Es así que la muerte del sujeto del saber clásico penetra el interior del lenguaje
mismo, que se hace conflicto de fragmentos, espacio aforístico incomponible, escritura
nietzscheana. Es también Benjamin quien afirma esa extraña y extraordinaria felicidad que
nace de haber atravesado el terror, de sentirse expulsados de la antigua casa del lenguaje y
de no haber resistido a la fascinación del abismo de la nada, en la búsqueda de otras
palabras, otros órdenes, otra mirada. A diferencia de la posición heideggeriana, que intenta
reconducir el lenguaje del tiempo de la precariedad de nuevo a la casa del ser, Benjamin,
como Proust, asumiendo la disolución de la experiencia clásica, busca construir un
lenguaje nuevo, capaz de nombrar el nuevo rostro de la época que se anuncia. El choque
de la memoria involuntaria es lo que permite a Proust romper definitivamente el cerco
mágico de los nombres, el tiempo lineal y homogéneo que aquellos representan. Es la
forma positiva de situarse en la crisis, de comprender el resultado de los conflictos que
caracterizan la sociedad contemporánea, que cuestionan el lenguaje de la racionalidad
clásica, al tiempo que nos arroja a buscar nuevos órdenes de experiencia, otros lenguajes.
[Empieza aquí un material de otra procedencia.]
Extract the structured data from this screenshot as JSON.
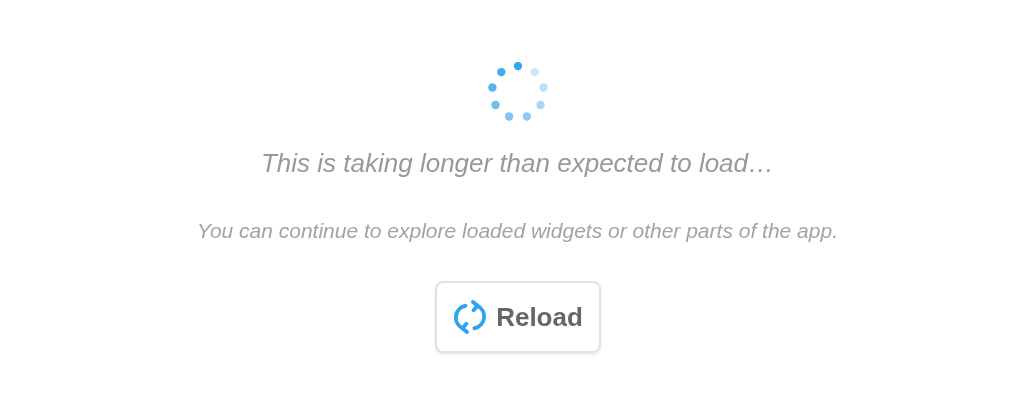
{
  "message": {
    "title": "This is taking longer than expected to load…",
    "subtitle": "You can continue to explore loaded widgets or other parts of the app."
  },
  "button": {
    "label": "Reload"
  }
}
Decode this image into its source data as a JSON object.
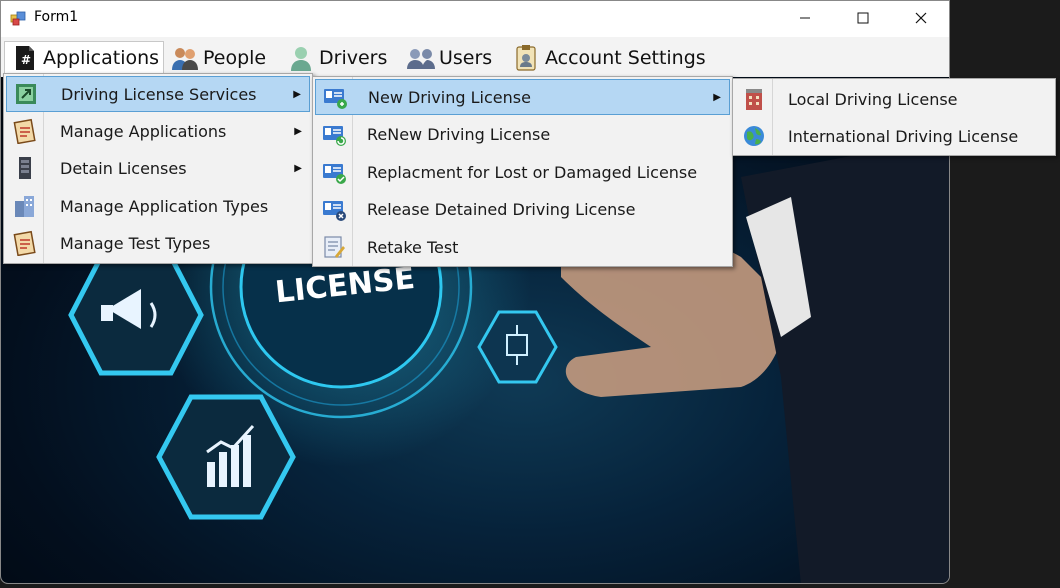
{
  "window": {
    "title": "Form1"
  },
  "menubar": {
    "items": [
      {
        "label": "Applications",
        "icon": "document-icon"
      },
      {
        "label": "People",
        "icon": "people-icon"
      },
      {
        "label": "Drivers",
        "icon": "driver-icon"
      },
      {
        "label": "Users",
        "icon": "users-icon"
      },
      {
        "label": "Account Settings",
        "icon": "account-settings-icon"
      }
    ]
  },
  "menu1": {
    "items": [
      {
        "label": "Driving License Services",
        "icon": "services-icon",
        "has_submenu": true,
        "selected": true
      },
      {
        "label": "Manage Applications",
        "icon": "applications-icon",
        "has_submenu": true
      },
      {
        "label": "Detain Licenses",
        "icon": "detain-icon",
        "has_submenu": true
      },
      {
        "label": "Manage Application Types",
        "icon": "application-types-icon"
      },
      {
        "label": "Manage Test Types",
        "icon": "test-types-icon"
      }
    ]
  },
  "menu2": {
    "items": [
      {
        "label": "New Driving License",
        "icon": "license-card-icon",
        "has_submenu": true,
        "selected": true
      },
      {
        "label": "ReNew Driving License",
        "icon": "license-card-icon"
      },
      {
        "label": "Replacment for Lost or Damaged License",
        "icon": "license-card-icon"
      },
      {
        "label": "Release Detained Driving License",
        "icon": "license-card-icon"
      },
      {
        "label": "Retake Test",
        "icon": "test-icon"
      }
    ]
  },
  "menu3": {
    "items": [
      {
        "label": "Local Driving License",
        "icon": "building-icon"
      },
      {
        "label": "International Driving License",
        "icon": "globe-icon"
      }
    ]
  },
  "background": {
    "text": "LICENSE"
  }
}
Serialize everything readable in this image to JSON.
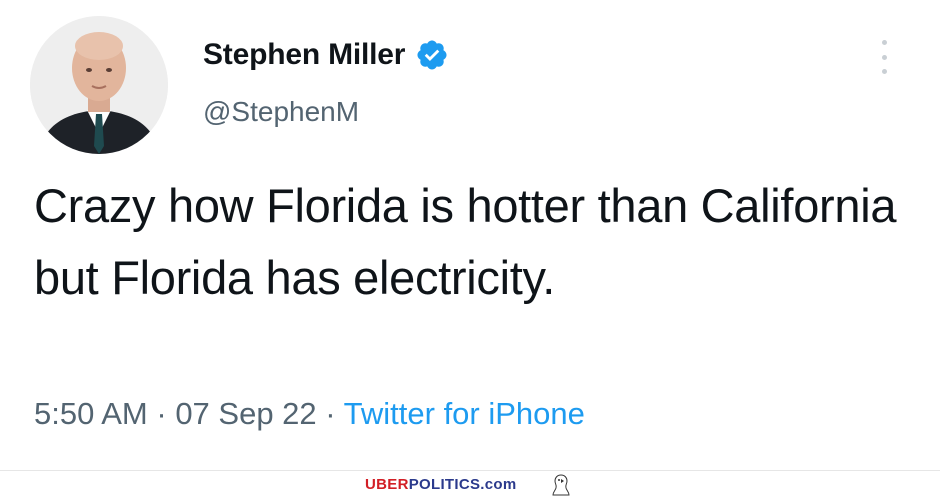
{
  "tweet": {
    "author_name": "Stephen Miller",
    "handle": "@StephenM",
    "text": "Crazy how Florida is hotter than California but Florida has electricity.",
    "time": "5:50 AM",
    "sep1": " · ",
    "date": "07 Sep 22",
    "sep2": " · ",
    "source": "Twitter for iPhone"
  },
  "icons": {
    "verified": "verified-badge-icon",
    "more": "more-vertical-icon"
  },
  "watermark": {
    "part1": "UBER",
    "part2": "POLITICS.com"
  },
  "colors": {
    "text": "#0f1419",
    "secondary": "#536471",
    "accent": "#1d9bf0",
    "watermark_red": "#d21f26",
    "watermark_blue": "#2b3a8c"
  }
}
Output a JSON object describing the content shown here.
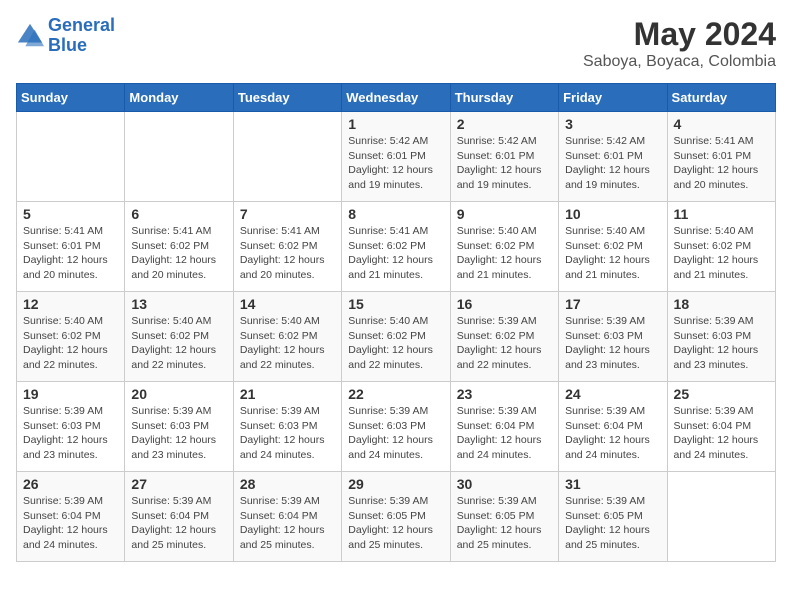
{
  "logo": {
    "line1": "General",
    "line2": "Blue"
  },
  "title": "May 2024",
  "subtitle": "Saboya, Boyaca, Colombia",
  "weekdays": [
    "Sunday",
    "Monday",
    "Tuesday",
    "Wednesday",
    "Thursday",
    "Friday",
    "Saturday"
  ],
  "weeks": [
    [
      {
        "day": "",
        "content": ""
      },
      {
        "day": "",
        "content": ""
      },
      {
        "day": "",
        "content": ""
      },
      {
        "day": "1",
        "content": "Sunrise: 5:42 AM\nSunset: 6:01 PM\nDaylight: 12 hours\nand 19 minutes."
      },
      {
        "day": "2",
        "content": "Sunrise: 5:42 AM\nSunset: 6:01 PM\nDaylight: 12 hours\nand 19 minutes."
      },
      {
        "day": "3",
        "content": "Sunrise: 5:42 AM\nSunset: 6:01 PM\nDaylight: 12 hours\nand 19 minutes."
      },
      {
        "day": "4",
        "content": "Sunrise: 5:41 AM\nSunset: 6:01 PM\nDaylight: 12 hours\nand 20 minutes."
      }
    ],
    [
      {
        "day": "5",
        "content": "Sunrise: 5:41 AM\nSunset: 6:01 PM\nDaylight: 12 hours\nand 20 minutes."
      },
      {
        "day": "6",
        "content": "Sunrise: 5:41 AM\nSunset: 6:02 PM\nDaylight: 12 hours\nand 20 minutes."
      },
      {
        "day": "7",
        "content": "Sunrise: 5:41 AM\nSunset: 6:02 PM\nDaylight: 12 hours\nand 20 minutes."
      },
      {
        "day": "8",
        "content": "Sunrise: 5:41 AM\nSunset: 6:02 PM\nDaylight: 12 hours\nand 21 minutes."
      },
      {
        "day": "9",
        "content": "Sunrise: 5:40 AM\nSunset: 6:02 PM\nDaylight: 12 hours\nand 21 minutes."
      },
      {
        "day": "10",
        "content": "Sunrise: 5:40 AM\nSunset: 6:02 PM\nDaylight: 12 hours\nand 21 minutes."
      },
      {
        "day": "11",
        "content": "Sunrise: 5:40 AM\nSunset: 6:02 PM\nDaylight: 12 hours\nand 21 minutes."
      }
    ],
    [
      {
        "day": "12",
        "content": "Sunrise: 5:40 AM\nSunset: 6:02 PM\nDaylight: 12 hours\nand 22 minutes."
      },
      {
        "day": "13",
        "content": "Sunrise: 5:40 AM\nSunset: 6:02 PM\nDaylight: 12 hours\nand 22 minutes."
      },
      {
        "day": "14",
        "content": "Sunrise: 5:40 AM\nSunset: 6:02 PM\nDaylight: 12 hours\nand 22 minutes."
      },
      {
        "day": "15",
        "content": "Sunrise: 5:40 AM\nSunset: 6:02 PM\nDaylight: 12 hours\nand 22 minutes."
      },
      {
        "day": "16",
        "content": "Sunrise: 5:39 AM\nSunset: 6:02 PM\nDaylight: 12 hours\nand 22 minutes."
      },
      {
        "day": "17",
        "content": "Sunrise: 5:39 AM\nSunset: 6:03 PM\nDaylight: 12 hours\nand 23 minutes."
      },
      {
        "day": "18",
        "content": "Sunrise: 5:39 AM\nSunset: 6:03 PM\nDaylight: 12 hours\nand 23 minutes."
      }
    ],
    [
      {
        "day": "19",
        "content": "Sunrise: 5:39 AM\nSunset: 6:03 PM\nDaylight: 12 hours\nand 23 minutes."
      },
      {
        "day": "20",
        "content": "Sunrise: 5:39 AM\nSunset: 6:03 PM\nDaylight: 12 hours\nand 23 minutes."
      },
      {
        "day": "21",
        "content": "Sunrise: 5:39 AM\nSunset: 6:03 PM\nDaylight: 12 hours\nand 24 minutes."
      },
      {
        "day": "22",
        "content": "Sunrise: 5:39 AM\nSunset: 6:03 PM\nDaylight: 12 hours\nand 24 minutes."
      },
      {
        "day": "23",
        "content": "Sunrise: 5:39 AM\nSunset: 6:04 PM\nDaylight: 12 hours\nand 24 minutes."
      },
      {
        "day": "24",
        "content": "Sunrise: 5:39 AM\nSunset: 6:04 PM\nDaylight: 12 hours\nand 24 minutes."
      },
      {
        "day": "25",
        "content": "Sunrise: 5:39 AM\nSunset: 6:04 PM\nDaylight: 12 hours\nand 24 minutes."
      }
    ],
    [
      {
        "day": "26",
        "content": "Sunrise: 5:39 AM\nSunset: 6:04 PM\nDaylight: 12 hours\nand 24 minutes."
      },
      {
        "day": "27",
        "content": "Sunrise: 5:39 AM\nSunset: 6:04 PM\nDaylight: 12 hours\nand 25 minutes."
      },
      {
        "day": "28",
        "content": "Sunrise: 5:39 AM\nSunset: 6:04 PM\nDaylight: 12 hours\nand 25 minutes."
      },
      {
        "day": "29",
        "content": "Sunrise: 5:39 AM\nSunset: 6:05 PM\nDaylight: 12 hours\nand 25 minutes."
      },
      {
        "day": "30",
        "content": "Sunrise: 5:39 AM\nSunset: 6:05 PM\nDaylight: 12 hours\nand 25 minutes."
      },
      {
        "day": "31",
        "content": "Sunrise: 5:39 AM\nSunset: 6:05 PM\nDaylight: 12 hours\nand 25 minutes."
      },
      {
        "day": "",
        "content": ""
      }
    ]
  ]
}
Bien es cierto que los lenguajes que nombren esta nueva experiencia, que son su
voz, no suscriben ninguna necesidad, ningún orden preestablecido. Son lenguajes que
harán del silencio el lugar del análisis, de la interpretación, de la construcción: serán
lenguajes arrojados a la furia del experimento y del nombrar. Cuando Musil afirma que la
tarea teórico-ensayística de nuestro tiempo es incluso más urgente que aquella otra
artística, viene a indicar los potenciales efectos de una escritura que se reconoce como
experimento, es decir, como disponibilidad ensayística, en el sentido musiliano del
término, como ese proceso que amplía hipotéticamente el sentido de lo real e inaugura la
nueva visión del mundo.
Hemos sido definitivamente expulsados de aquel paraíso en el que, formulados los
axiomas que individualizaban las propiedades fundamentales de nuestras nociones base y
las reglas formadas de inferencia, atentos únicamente a la coherencia de la demostración,
podíamos, a través de un número finito de pasos, decidir toda cuestión, saturar y resolver
toda pregunta formulada. Ni siquiera nos es dado aquel salto que consiste en transformar
una sucesión de actos, opciones o símbolos, en una totalidad en sí misma existente y en
cuanto tal pensable-explicable según leyes definidas. Actuar mediante objetos discretos,
por cambios sucesivos, a través de continuas modificaciones, simulaciones, es la nueva
tarea de la cultura.
Es por esto que la noción de constructividad resulta central. Debemos construir
nuevos entes, nuevos gestos, nuevos nombre, dejándolos abandonados al instante de su
tiempo, al automatismo de su caducidad. El hecho de que nada sea definitivamente dado,
que no pueda ser considerado como un horizonte cerrado, conlleva una modificación
radical de nuestra mirada sobre el mundo. Ya no podemos invocar la inmediatez de una
visión plena de la naturaleza; nos lo impide la experiencia de nuestro tiempo. Lo que
vemos es una proposición, una posibilidad, aquella variación, esta hipótesis. Lo otro, en
principio, es invisible. De ahí el paso a la metáfora, al aforismo, al gesto, al ensayo. La
ceremonia del olvido como lugar fuerte de la carencia nos arroja así a la galería de los
signos, disueltos frente al largo viaje de lo posible. Sólo así se puede aceptar el desafío de
la precariedad y la provisoriedad, sin sentirnos póstumos a nuestro propio tiempo.